DOCC Lab Reading Group

Blueprint: A Toolchain for Highly-Reconfigurable Microservices

Research Question(s): How to easily reconfigure microservice applications for 1) update microservices design, 2) reproduce emergent phenomena in microservices and 3) prototype and evaluate solutions for microservices.

Key Contributions: Hard to explore and standardize is the design space of microservice systems, yet point solutions in such a vast design space are the norm in microservice benchmarks. Hence, the generalizability of research results derived from such benchmarks is questionable. Additionally, microservice implementations tightly couple concerns at source-code level, so a slight alteration of design requires a lot of efforts (hundreds to thousands of lines of code).

Blueprint’s key insight is that the design of a microservice application can be decoupled into three almost independent layers (i) the application level workflow that defines APIs used by microservices, (ii) the underlying scaffolding components such as replication and auto-scaling frameworks, communication libraries, and storage backends , and (iii) the concrete instantiations of those components and their configuration. Using this insight, Blueprint compiler first takes three inputs, workflow spec, wiring spec, and compiler plugins, and generates an intermediate representation(IR). An IR is a structured graph specifying the services, and scaffolding (e.g. distributed tracing), and instantiation granularity (e.g. Linux Process and Docker Container). The compiler then uses the IR to generate runnable microservice applications. Using Blueprint, a researcher can change the design of a microservice by simply updating one or more of workflow spec, wiring spec and compiler plugins.

Blueprint is able to reduce the number of lines of code for implementing a microservice benchmark by 5-7X. The lines of code required for changing a design choice has 17X reduction. Blueprint can reproduce emergent phenomena like metastable failures and cross-system inconsistency by 3-4 lines of code in the wiring spec. Blueprint can generate runnable small to medium sized microservice applications within seconds (1-3 sec).

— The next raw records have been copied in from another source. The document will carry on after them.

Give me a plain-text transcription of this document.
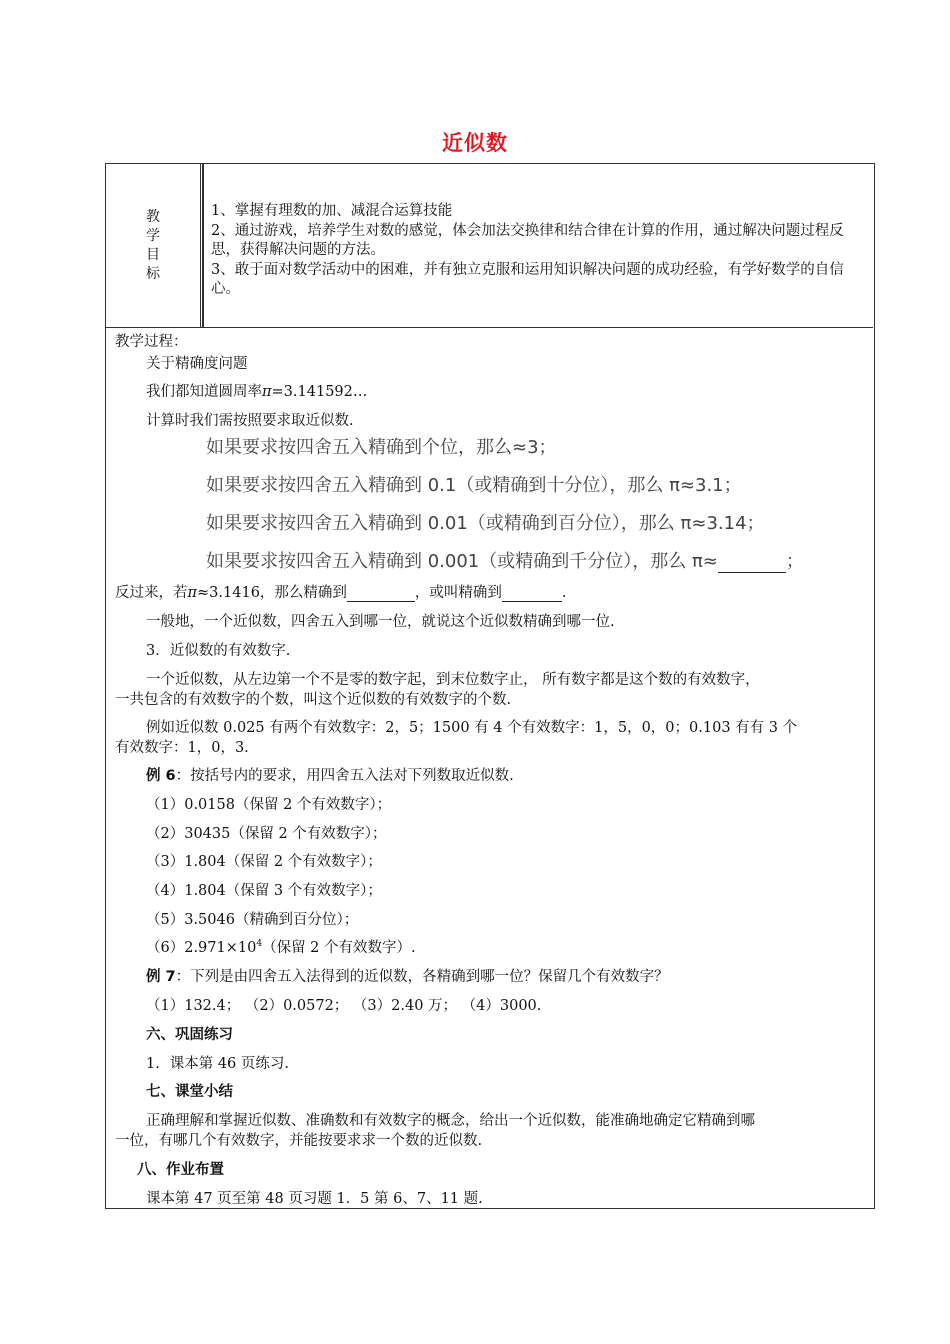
近似数
教
学
目
标

1、掌握有理数的加、减混合运算技能

2、通过游戏，培养学生对数的感觉，体会加法交换律和结合律在计算的作用，通过解决问题过程反思，获得解决问题的方法。

3、敢于面对数学活动中的困难，并有独立克服和运用知识解决问题的成功经验，有学好数学的自信心。

教学过程：
关于精确度问题
我们都知道圆周率π=3.141592…
计算时我们需按照要求取近似数.
如果要求按四舍五入精确到个位，那么≈3；
如果要求按四舍五入精确到 0.1（或精确到十分位），那么 π≈3.1；
如果要求按四舍五入精确到 0.01（或精确到百分位），那么 π≈3.14；
如果要求按四舍五入精确到 0.001（或精确到千分位），那么 π≈	；
反过来，若π≈3.1416，那么精确到	，或叫精确到	.
一般地，一个近似数，四舍五入到哪一位，就说这个近似数精确到哪一位.
3．近似数的有效数字.
一个近似数，从左边第一个不是零的数字起，到末位数字止， 所有数字都是这个数的有效数字，
一共包含的有效数字的个数，叫这个近似数的有效数字的个数.
例如近似数 0.025 有两个有效数字：2，5；1500 有 4 个有效数字：1，5，0，0；0.103 有有 3 个
有效数字：1，0，3.
例 6：按括号内的要求，用四舍五入法对下列数取近似数.
（1）0.0158（保留 2 个有效数字）；
（2）30435（保留 2 个有效数字）；
（3）1.804（保留 2 个有效数字）；
（4）1.804（保留 3 个有效数字）；
（5）3.5046（精确到百分位）；
$(6)2.971\times 10^4$（保留 2 个有效数字）.
例 7：下列是由四舍五入法得到的近似数，各精确到哪一位？保留几个有效数字？
（1）132.4； （2）0.0572； （3）2.40 万； （4）3000.
六、巩固练习
1．课本第 46 页练习.
七、课堂小结
正确理解和掌握近似数、准确数和有效数字的概念，给出一个近似数，能准确地确定它精确到哪
一位，有哪几个有效数字，并能按要求求一个数的近似数.
八、作业布置
课本第 47 页至第 48 页习题 1．5 第 6、7、11 题.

Opportunities for future work: 1) Debugging generated code and runnable systems can be challenging. 2) Currently, Blueprint generates services only in Go. More compiler plug-ins in the future may support other programming languages. 3) The abstractions Blueprint are great for reconfiguring applications, but at the cost of potentially performance optimizations. This performance tax may make Blueprint not suitable for generating production-ready microservice applications.